Increase in lower value transactions from debit cards
Cash is no longer king: debit cards are now the average Briton’s payment method of choice. Image by Alice-Photo (via Shutterstock).
Plastic is now the average Briton’s payment method of choice. Last year, transactions on debit and credit cards accounted for over half of our purchases. According to the British Retail Consortium’s survey, the rise of contactless cards have made debit cards a favourable option for low value purchases.
Compared with 2015 figures, there was a 4.5% rise in transactions from debit cards, accounting for 43% of all transactions in the UK. Cash payments accounted for 42% of transactions made in 2016. Contactless payments accounted for a third of all payments made with debit cards.
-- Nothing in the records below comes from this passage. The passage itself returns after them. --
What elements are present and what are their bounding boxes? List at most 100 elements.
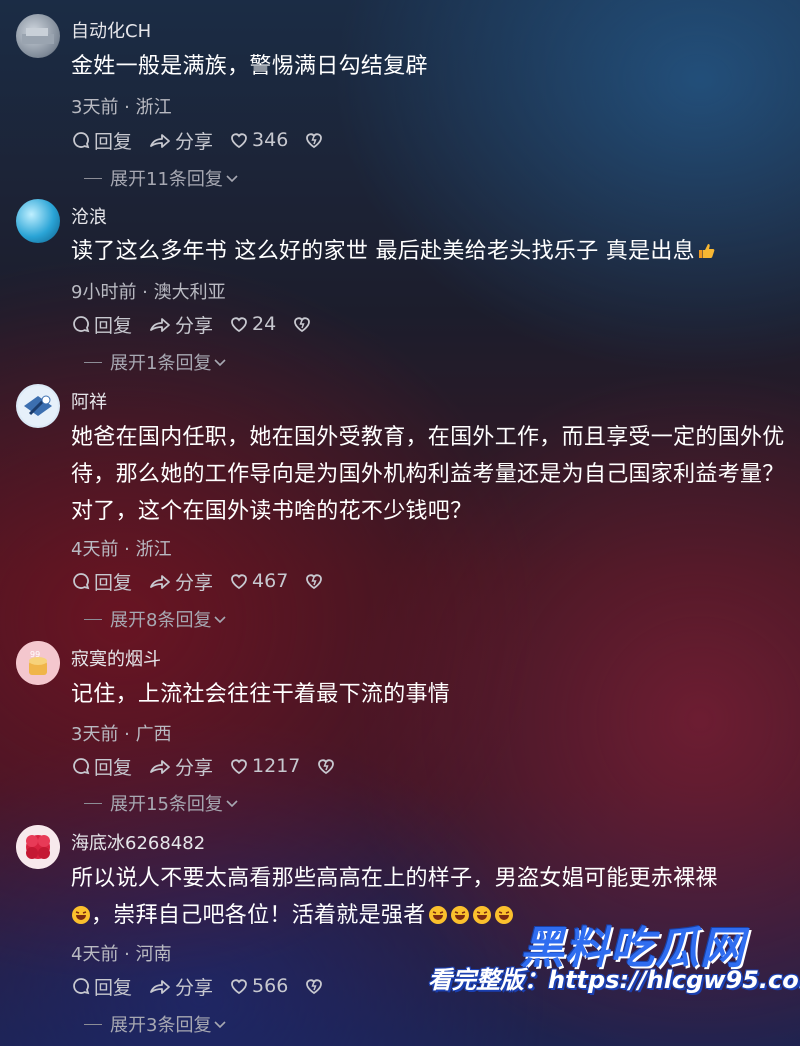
share-button[interactable]: 分享 (148, 753, 213, 780)
laughing-emoji (494, 906, 513, 924)
expand-replies-button[interactable]: 展开8条回复 (84, 607, 227, 631)
avatar[interactable] (16, 14, 60, 58)
comment-meta: 9小时前 · 澳大利亚 (71, 282, 226, 303)
comment-text: 金姓一般是满族，警惕满日勾结复辟 (71, 54, 428, 79)
share-icon (150, 980, 170, 994)
heart-icon (231, 979, 247, 995)
divider-line (84, 618, 102, 620)
share-button[interactable]: 分享 (148, 568, 213, 595)
comment-text-content: 读了这么多年书 这么好的家世 最后赴美给老头找乐子 真是出息 (71, 239, 695, 264)
laughing-emoji (72, 906, 90, 924)
like-count: 24 (252, 313, 277, 335)
avatar[interactable]: 99 (16, 641, 60, 685)
share-icon (150, 134, 170, 148)
comment-text: 她爸在国内任职，她在国外受教育，在国外工作，而且享受一定的国外优待，那么她的工作… (71, 425, 785, 524)
comment-actions: 回复 分享 1217 (71, 752, 355, 780)
comment-text-line1: 所以说人不要太高看那些高高在上的样子，男盗女娼可能更赤裸裸 (71, 866, 718, 891)
expand-replies-button[interactable]: 展开1条回复 (84, 350, 227, 374)
comment-username[interactable]: 沧浪 (71, 203, 107, 229)
reply-button[interactable]: 回复 (71, 973, 132, 1000)
reply-button[interactable]: 回复 (71, 311, 132, 338)
comment-actions: 回复 分享 566 (71, 972, 343, 1000)
like-button[interactable]: 1217 (229, 755, 300, 777)
share-label: 分享 (175, 571, 214, 594)
comment-meta: 4天前 · 浙江 (71, 539, 172, 560)
heart-icon (231, 574, 247, 590)
like-button[interactable]: 346 (229, 129, 288, 151)
chevron-down-icon (226, 175, 238, 183)
reply-button[interactable]: 回复 (71, 127, 132, 154)
share-label: 分享 (175, 314, 214, 337)
comment-username[interactable]: 自动化CH (71, 17, 151, 43)
comment-text-line2: ，崇拜自己吧各位！活着就是强者 (91, 903, 426, 928)
laughing-emoji (450, 906, 469, 924)
divider-line (84, 177, 102, 179)
share-button[interactable]: 分享 (148, 127, 213, 154)
avatar[interactable] (16, 825, 60, 869)
dislike-icon (306, 574, 323, 590)
reply-button[interactable]: 回复 (71, 568, 132, 595)
laughing-emoji (472, 906, 491, 924)
dislike-icon (318, 759, 335, 775)
like-button[interactable]: 467 (229, 570, 288, 592)
comment-text: 读了这么多年书 这么好的家世 最后赴美给老头找乐子 真是出息 (71, 233, 791, 270)
reply-button[interactable]: 回复 (71, 753, 132, 780)
expand-label: 展开15条回复 (110, 794, 223, 815)
like-button[interactable]: 24 (229, 313, 276, 335)
reply-label: 回复 (94, 314, 133, 337)
reply-label: 回复 (94, 756, 133, 779)
comment-icon (73, 573, 90, 590)
share-icon (150, 575, 170, 589)
like-count: 346 (252, 129, 289, 151)
laughing-emoji (428, 906, 447, 924)
dislike-button[interactable] (292, 314, 315, 334)
comment-text: 记住，上流社会往往干着最下流的事情 (71, 682, 451, 707)
divider-line (84, 802, 102, 804)
expand-replies-button[interactable]: 展开3条回复 (84, 1012, 227, 1036)
expand-replies-button[interactable]: 展开11条回复 (84, 166, 239, 190)
comment-username[interactable]: 阿祥 (71, 388, 107, 414)
reply-label: 回复 (94, 976, 133, 999)
divider-line (84, 361, 102, 363)
dislike-button[interactable] (304, 130, 327, 150)
reply-label: 回复 (94, 130, 133, 153)
heart-icon (231, 133, 247, 149)
comment-icon (73, 758, 90, 775)
chevron-down-icon (226, 800, 238, 808)
comment-username[interactable]: 寂寞的烟斗 (71, 645, 161, 671)
comment-meta: 3天前 · 广西 (71, 724, 172, 745)
chevron-down-icon (214, 616, 227, 624)
expand-label: 展开11条回复 (110, 169, 223, 190)
comment-actions: 回复 分享 24 (71, 310, 331, 338)
share-button[interactable]: 分享 (148, 973, 213, 1000)
like-button[interactable]: 566 (229, 975, 288, 997)
comment-actions: 回复 分享 346 (71, 126, 343, 154)
expand-label: 展开1条回复 (110, 353, 212, 374)
thumbs-up-emoji (698, 244, 715, 258)
comment-icon (73, 132, 90, 149)
dislike-button[interactable] (316, 756, 339, 776)
chevron-down-icon (214, 359, 227, 367)
share-icon (150, 760, 170, 774)
dislike-button[interactable] (304, 571, 327, 591)
like-count: 1217 (252, 755, 301, 777)
avatar[interactable] (16, 199, 60, 243)
share-label: 分享 (175, 756, 214, 779)
dislike-icon (306, 979, 323, 995)
comment-actions: 回复 分享 467 (71, 567, 343, 595)
dislike-icon (306, 133, 323, 149)
dislike-button[interactable] (304, 976, 327, 996)
dislike-icon (294, 317, 311, 333)
share-button[interactable]: 分享 (148, 311, 213, 338)
share-label: 分享 (175, 130, 214, 153)
comment-icon (73, 316, 90, 333)
expand-label: 展开8条回复 (110, 610, 212, 631)
comment-username[interactable]: 海底冰6268482 (71, 829, 205, 855)
avatar[interactable] (16, 384, 60, 428)
comment-meta: 4天前 · 河南 (71, 944, 172, 965)
expand-label: 展开3条回复 (110, 1015, 212, 1036)
watermark-url[interactable]: 看完整版：https://hlcgw95.com (428, 960, 800, 995)
heart-icon (231, 759, 247, 775)
expand-replies-button[interactable]: 展开15条回复 (84, 791, 239, 815)
comment-icon (73, 978, 90, 995)
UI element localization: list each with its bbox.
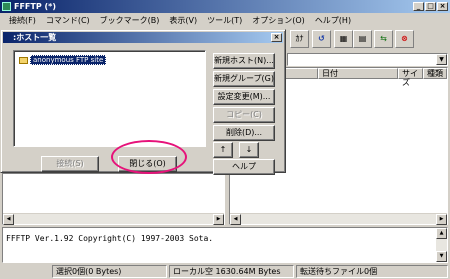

In 2016, cash purchases totalled £81.5 billion. For credit and debit card purchases, more than three times that figure, at £261.6 billion. From 2013 to 2016, the average transaction for card payments fell from £30.53 to £25.40. By cash, the figure rose from £9.21 in 2015 to £2.87 last year.
The smaller figure of £25.40 for card purchases reflects changing trends in the way we do our shopping. Firstly, internet shopping is a sound option for purchases of any size. Secondly, the uptake of contactless cards has meant more people paying for smaller items on plastic. The average customer flashes their contactless card or a smartphone (with a digital wallet app) to pay for their lattes.
We have come a long way since debit cards first hit the streets. They were launched in June 1987, back when Sheffield had two market halls (the Sheaf and Castle market halls off Haymarket). Back when Primark was C&A, facing the Hole in the Road, where Supertrams rumble towards Middlewood and Halfway today.
Like it or not, debit cards are here to stay. If any form of payment is likely to replace them, the future lies in smartphone based transactions.